FIG. 1 is a traffic accident early warning design flow in the embodiment of the present application;
FIG. 2 is a data input-model fitting-reconstruction process of a Seq2Seq self-encoder in an embodiment of the present application;
fig. 3 is a traffic anomaly identification model based on Seq2Seq in the embodiment of the present application.
Detailed Description
In order to make the purpose, technical solutions and advantages of the present application clearer, the present application will be further described with reference to the accompanying drawings, the described embodiments should not be considered as limiting the present application, and all other embodiments obtained by a person of ordinary skill in the art without creative efforts shall fall within the protection scope of the present application.
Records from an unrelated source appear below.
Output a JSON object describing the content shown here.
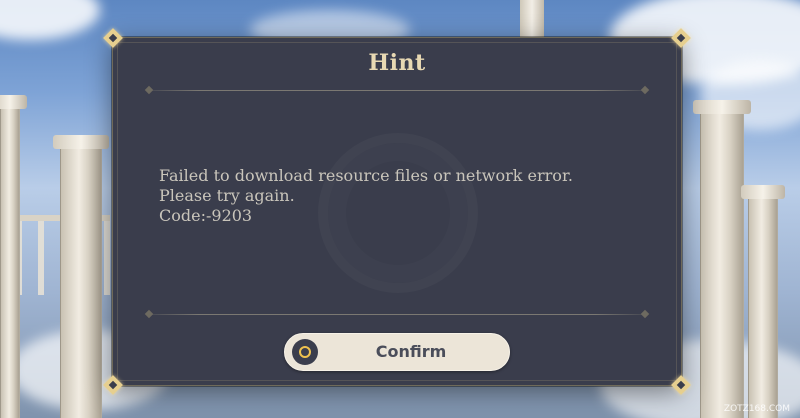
{
  "dialog": {
    "title": "Hint",
    "message_lines": [
      "Failed to download resource files or network error.",
      "Please try again.",
      "Code:-9203"
    ],
    "confirm_label": "Confirm",
    "confirm_icon": "circle-button-icon"
  },
  "watermark": "ZOTZ168.COM",
  "colors": {
    "dialog_bg": "#3a3d4c",
    "title": "#e8d9b3",
    "message": "#c9c5bb",
    "button_bg": "#ece5d8",
    "button_icon_ring": "#efc24f",
    "corner_accent": "#e6cf8f"
  }
}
In the following description, reference is made to "some embodiments," "one or more embodiments," which describe a subset of all possible embodiments, but it is understood that "some embodiments," "one or more embodiments" can be the same subset or different subsets of all possible embodiments, and can be combined with each other without conflict.
In the following description, references to the terms "first \ second \ third" are used for respective similar objects only and do not denote a particular order or importance to the objects, it being understood that "first \ second \ third" may be interchanged under certain circumstances or sequences of events to enable embodiments of the application described herein to be practiced in other than those illustrated or described.
Unless defined otherwise, all technical and scientific terms used herein have the same meaning as commonly understood by one of ordinary skill in the art to which this application belongs. The terminology used herein is for the purpose of describing embodiments of the present application only and is not intended to be limiting of the application.
The embodiment provides a real-time traffic accident detection and early warning method based on a Seq2Seq self-encoder model. Wherein, the Seq2Seq is formed by combining an encoding layer, a semantic vector and a decoding layer. Since the input and output of the network are the same, in order to improve the ability of the network to reshape the window and the fitting effect, the output can be set as the reverse sequence of the detection window. Since the sequence generated by the Seq2Seq decoder at each moment in decoding is highly correlated with the previous moment, it is difficult to generate the forward direction for the model to generate the reverse input window. In this case, if a traffic anomaly window is input, the Seq2Seq self-decoder will have difficulty in identifying the anomalous data characteristics and cause the sequence error generated at each time to become larger and larger. In addition, the study introduces a bahdana attention mechanism to enhance the memory of the network and better acquire important information of long sequences. The data input-model fitting-reconstruction process of Seq2Seq self-encoder is shown in fig. 2.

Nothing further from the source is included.